Latent variable models are a wide class of probabilistic models characterized by the presence of some hidden variables influencing the outcomes of observable data. Models belonging to this class include mixture models, latent Dirichlet allocation, hidden Markov models, and are routinely used for machine learning tasks like clustering, topic modeling and time-series analysis. The Expectation-Maximization (EM) method has been for decades the standard approach to learn these models, despite its well-known limitations: EM is known to be slow and prone to learn suboptimal models. To overcome these issues, a variety of techniques based on the Method of Moments (MoM) have been proposed during the last few years; these methods are in general faster than EM - requiring a single pass over the data - and have provable guarantees of learning accuracy in polynomial time.  During this talk, I will go through the theory of methods of moments to learn latent variable models.

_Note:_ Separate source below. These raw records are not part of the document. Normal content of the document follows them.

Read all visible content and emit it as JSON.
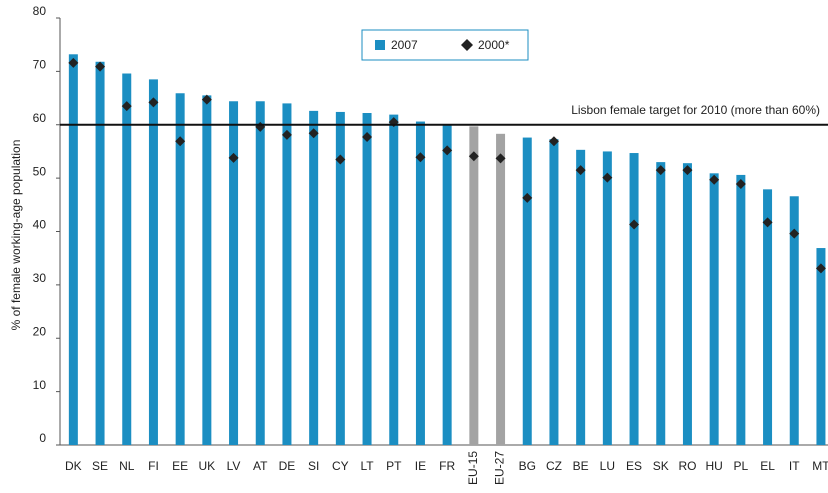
{
  "chart_data": {
    "type": "bar",
    "y_label": "% of female working-age population",
    "categories": [
      "DK",
      "SE",
      "NL",
      "FI",
      "EE",
      "UK",
      "LV",
      "AT",
      "DE",
      "SI",
      "CY",
      "LT",
      "PT",
      "IE",
      "FR",
      "EU-15",
      "EU-27",
      "BG",
      "CZ",
      "BE",
      "LU",
      "ES",
      "SK",
      "RO",
      "HU",
      "PL",
      "EL",
      "IT",
      "MT"
    ],
    "series": [
      {
        "name": "2007",
        "type": "bar",
        "color": "#1b8ec2",
        "colors": [
          "#1b8ec2",
          "#1b8ec2",
          "#1b8ec2",
          "#1b8ec2",
          "#1b8ec2",
          "#1b8ec2",
          "#1b8ec2",
          "#1b8ec2",
          "#1b8ec2",
          "#1b8ec2",
          "#1b8ec2",
          "#1b8ec2",
          "#1b8ec2",
          "#1b8ec2",
          "#1b8ec2",
          "#a3a3a3",
          "#a3a3a3",
          "#1b8ec2",
          "#1b8ec2",
          "#1b8ec2",
          "#1b8ec2",
          "#1b8ec2",
          "#1b8ec2",
          "#1b8ec2",
          "#1b8ec2",
          "#1b8ec2",
          "#1b8ec2",
          "#1b8ec2",
          "#1b8ec2"
        ],
        "values": [
          73.2,
          71.8,
          69.6,
          68.5,
          65.9,
          65.5,
          64.4,
          64.4,
          64.0,
          62.6,
          62.4,
          62.2,
          61.9,
          60.6,
          60.0,
          59.7,
          58.3,
          57.6,
          57.3,
          55.3,
          55.0,
          54.7,
          53.0,
          52.8,
          50.9,
          50.6,
          47.9,
          46.6,
          36.9
        ]
      },
      {
        "name": "2000*",
        "type": "marker",
        "color": "#222222",
        "values": [
          71.6,
          70.9,
          63.5,
          64.2,
          56.9,
          64.7,
          53.8,
          59.6,
          58.1,
          58.4,
          53.5,
          57.7,
          60.5,
          53.9,
          55.2,
          54.1,
          53.7,
          46.3,
          56.9,
          51.5,
          50.1,
          41.3,
          51.5,
          51.5,
          49.7,
          48.9,
          41.7,
          39.6,
          33.1
        ]
      }
    ],
    "annotations": [
      {
        "text": "Lisbon female target for 2010 (more than 60%)",
        "value": 60
      }
    ],
    "vertical_labels": [
      "EU-15",
      "EU-27"
    ],
    "ylim": [
      0,
      80
    ],
    "yticks": [
      0,
      10,
      20,
      30,
      40,
      50,
      60,
      70,
      80
    ],
    "grid": false,
    "legend": "top"
  }
}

I will present their key concepts, identify their advantages and drawbacks with respect to traditional methods and present some recent advancements aimed at improving their applicability to real-world data. During the presentation I will also provide some examples of how methods of moments can be used in real-world scenarios, focusing on two areas of application: natural language processing - showing how they can be applied to efficiently learn topic models - and healthcare analytics - applying MoMs to cluster patients in groups with homogeneous clinical profiles.

Short Bio:

Matteo Ruffini recently obtained a Ph.D. in artificial intelligence from Barcelona tech University (UPC), where he has been working on methods to learn probabilistic latent-variable models. His research focuses on tensor-based methods of moments - a family of techniques that allows to learn high-dimensional models in short running times - and on applications to topic modeling and healthcare analytics. Besides his research activity, Matteo is also working as a Senior Data Scientist at Skyscanner, where he is developing recommender systems to automatically suggest personalized trip solutions to Skyscanner users. Previously, he was leading a data science team at ToolsGroup - a software house providing AI solutions for supply chain optimization -  where he was applying machine learning techniques to sales forecasting and inventory planning.